Our new forms of writing—blogs, Facebook, Twitter—all have precedents, analogue analogues: a notebook, a postcard, a jotting on the back of an envelope. They are exceedingly accessible. That it is easier to cultivate a wide audience for tossed off thoughts has meant a superfluity of mundane musings, to be sure. But it has also generated a democracy of ideas and quite a few rising stars, whose work we might never have been exposed to were we limited to conventional publishing channels."
---Viral marketing of the future: is it possible for 500 Days of Summer to live up to this video of Zooey Deschanel and Joseph Gordon-Levitt as Sid and Nancy?
---For Sociological Images, Dina Goldstein places Disney princesses in uncomfortably modern contexts.
---The exemplary House Next Door features an on-going conversation between Jason Bellamy and Ed Howard, this time about documentarian Errol Morris (of the amazing Gates of Heaven). I also liked Matthew Poland's discussion of the campy ("milkshake") ending of There Will Be Blood:
"It is the theatricality of the final scene—Plainview shuffling back-and-forth on a lane to maintain balance, Plainview bellowing “DRAINAGE!” as he froths saliva, Plainview hurling bowling balls at Eli as he madly lumbers toward him—that places it squarely in the category of camp. Anderson remains coolly detached with the camera, filming in the same crisp, classical style he uses in earlier scenes; consequently, we find ourselves at an aesthetic distance from the action. Sontag speaks about distinguishing "between naïve and deliberate Camp," i.e., inadvertent and self-aware camp. Innocent (and thereby effortless), the former provides the greater pleasure, she contends; the latter is too slick, too calculated to participate in naïve camp’s ebullience. TWBB’s finale, however, brilliantly upends her assertion. The scene is unabashedly outlandish, but whereas deliberate camp typically aims toward shallow parody, here the goal is more akin to alienation. The scene’s lunacy is secondary to its aesthetic function; camp defamiliarizes the film we thought we knew."

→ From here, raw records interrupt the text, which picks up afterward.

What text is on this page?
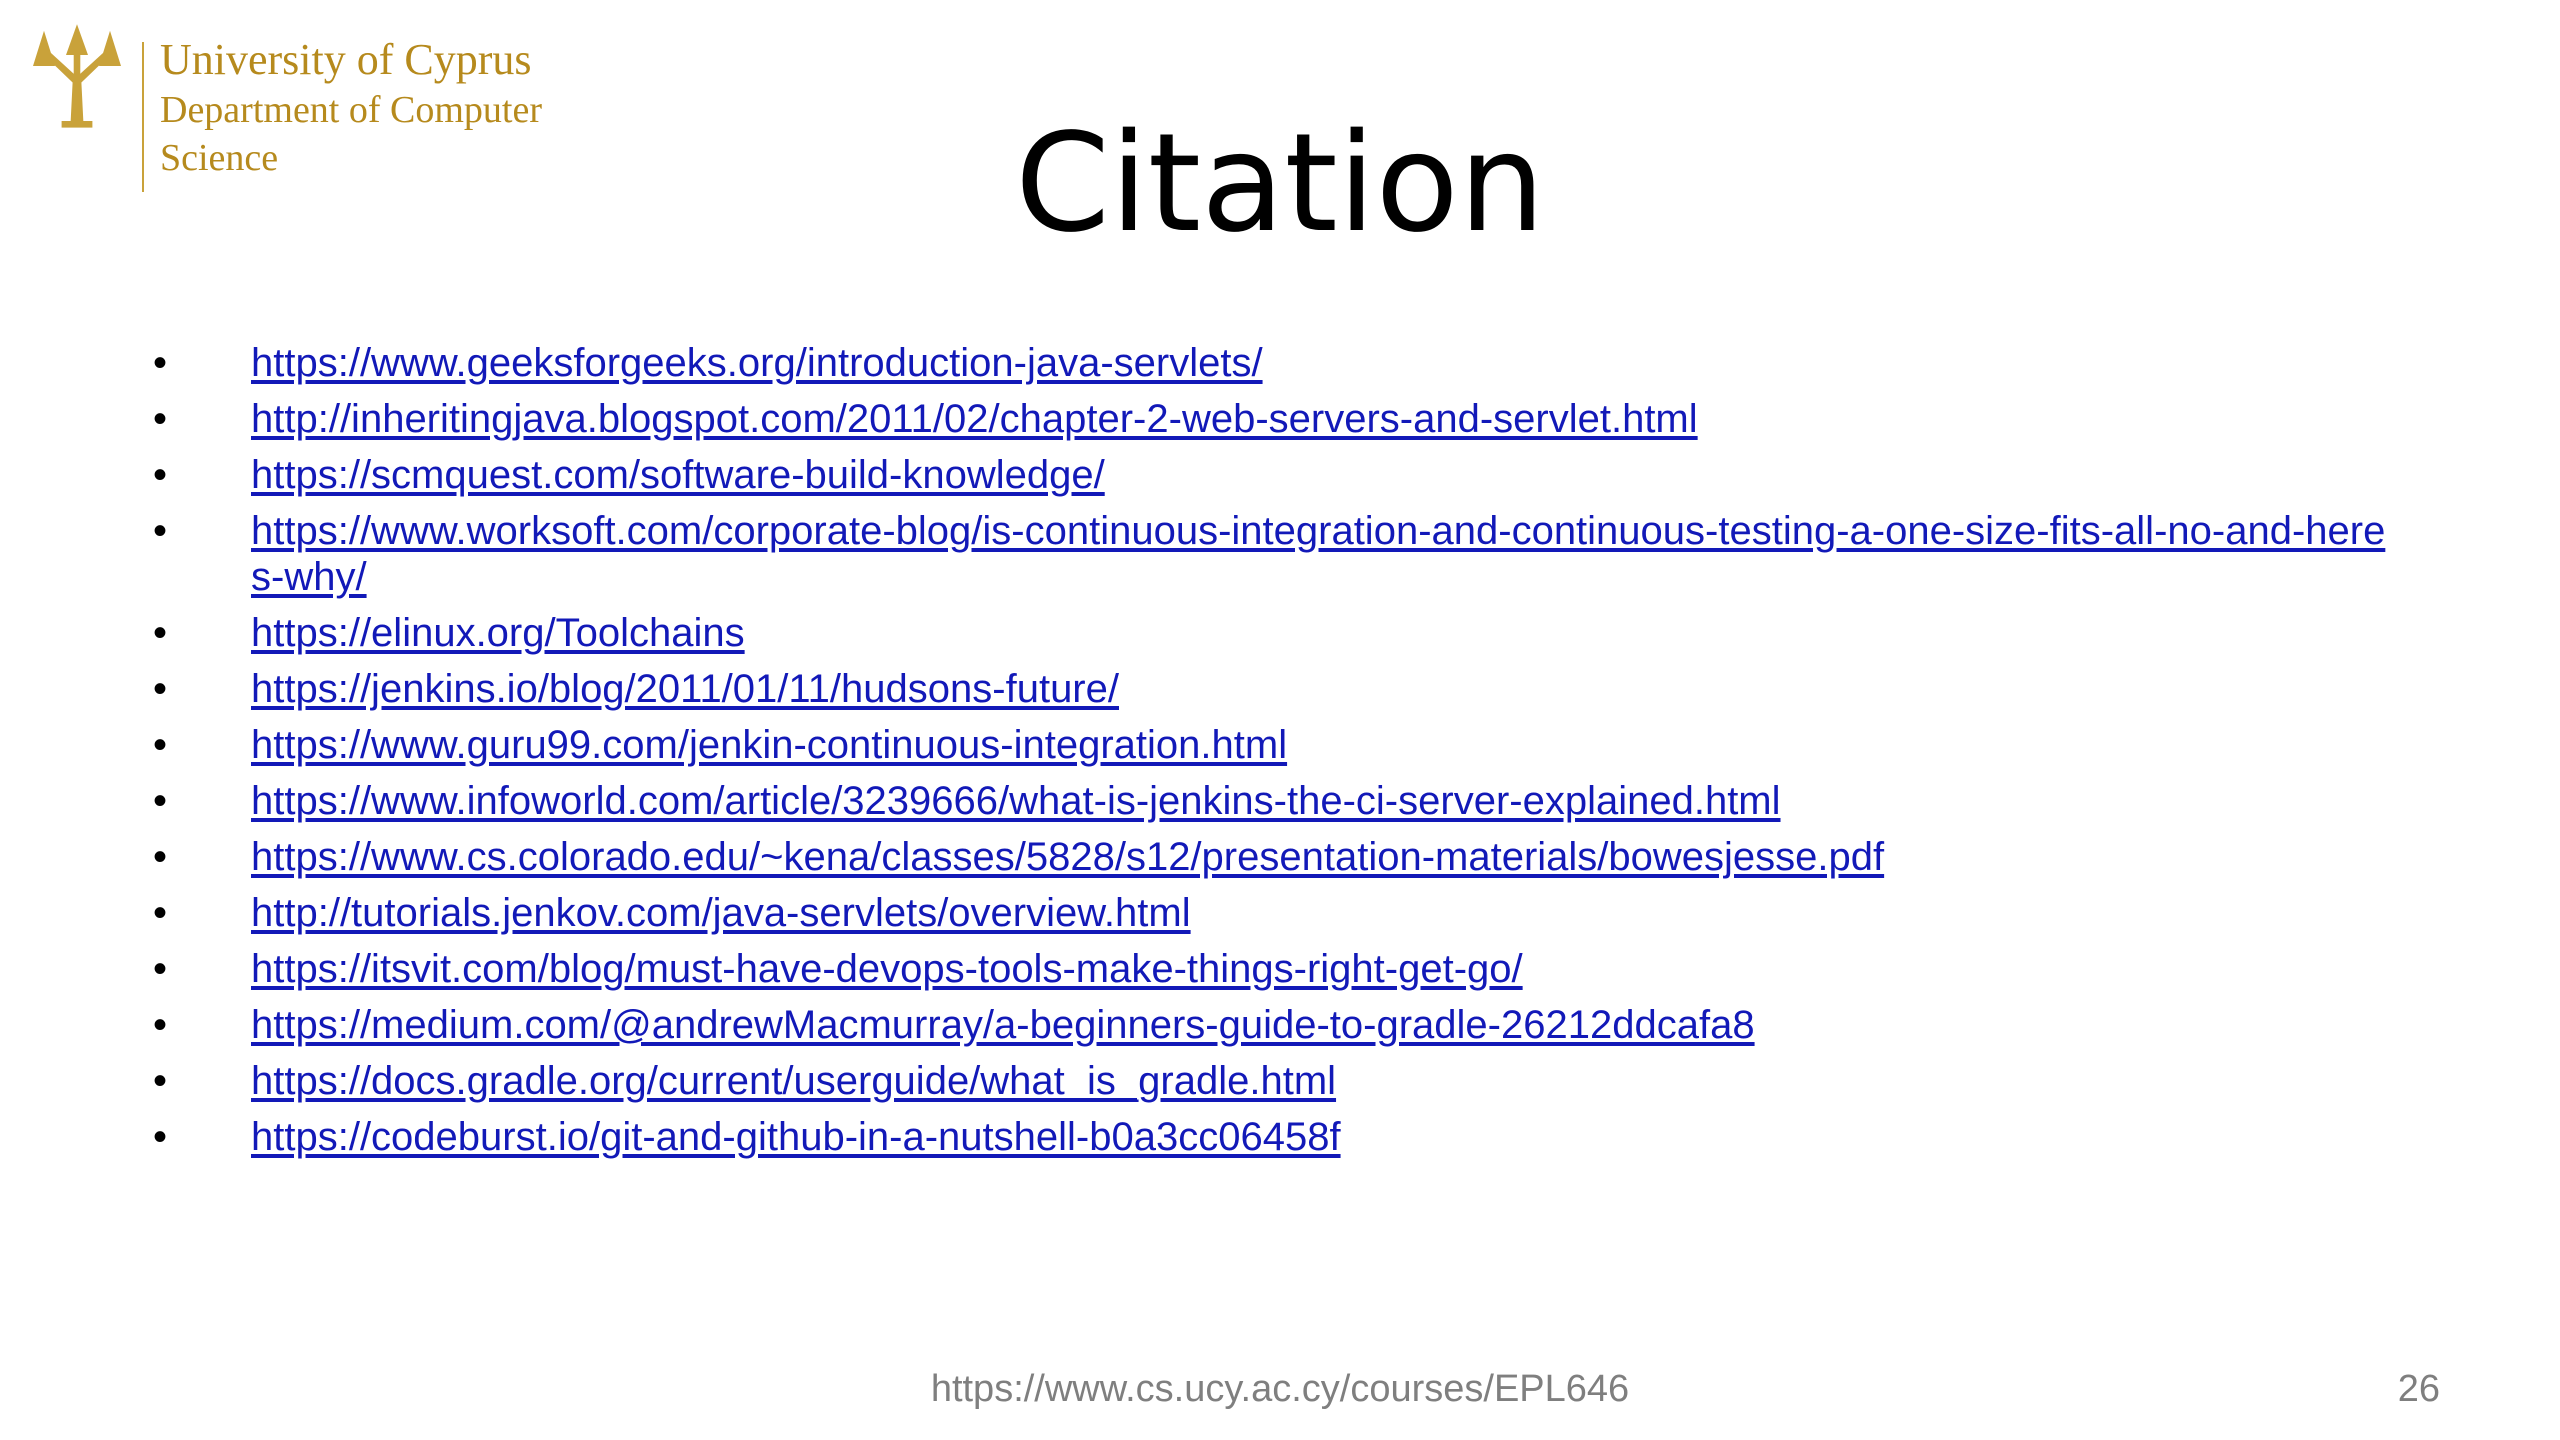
University of Cyprus
Department of Computer
Science	Citation
• https://www.geeksforgeeks.org/introduction-java-servlets/
• http://inheritingjava.blogspot.com/2011/02/chapter-2-web-servers-and-servlet.html
• https://scmquest.com/software-build-knowledge/
• https://www.worksoft.com/corporate-blog/is-continuous-integration-and-continuous-testing-a-one-size-fits-all-no-and-heres-why/
• https://elinux.org/Toolchains
• https://jenkins.io/blog/2011/01/11/hudsons-future/
• https://www.guru99.com/jenkin-continuous-integration.html
• https://www.infoworld.com/article/3239666/what-is-jenkins-the-ci-server-explained.html
• https://www.cs.colorado.edu/~kena/classes/5828/s12/presentation-materials/bowesjesse.pdf
• http://tutorials.jenkov.com/java-servlets/overview.html
• https://itsvit.com/blog/must-have-devops-tools-make-things-right-get-go/
• https://medium.com/@andrewMacmurray/a-beginners-guide-to-gradle-26212ddcafa8
• https://docs.gradle.org/current/userguide/what_is_gradle.html
• https://codeburst.io/git-and-github-in-a-nutshell-b0a3cc06458f
https://www.cs.ucy.ac.cy/courses/EPL646	26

---As part of Cinema Styles' ongoing Ed Wood blogathon, Alexander Villalba examines how Tim Burton's problems with his Batman films may have led to the creation of Ed Wood.
---Times Online lines up "The 50 Best Movie Villains." The Hunter in Bambi? Also, the Times shows how tweens are taking over Hollywood.
---Andrew Sullivan found a pleasantly innovative music video by Sour.
---For Esquire, Francis Ford Coppola shares what he has learned: "The ending was clear and Michael has corrupted himself — it was over. So I didn't understand why they wanted to make another Godfather."
---Lastly, to prepare us for Julie & Julia, Laura Jacobs profiles Julia Child:
"For Julia’s first meal on French soil, Paul ordered sole meunière, that simplest, purest, most implicitly French preparation of fresh fish. All it required was butter, flour, parsley, lemon, precision, history, and heat. `It was heaven to eat,' Julia wrote in From Julia Child’s Kitchen—`a dining experience,' she remembered in My Life in France, `of a higher order than any I’d ever had before.' One could say it was another shaft of light, not angled upward as from a signal mirror, but piercing inward—an annunciation. `Paul and I floated out the door into the brilliant sunshine and cool air. Our first lunch together in France had been absolute perfection. It was the most exciting meal of my life.' Mrs. Child had received her vocation, her crown."
Comments
I recently read the Esquire piece on Francis as well. I guess my question would be "if he didn't think it should be made, why did he make it?" It's kind of funny that he pushes the blame on someone else, when it is he who delivered the bad movie.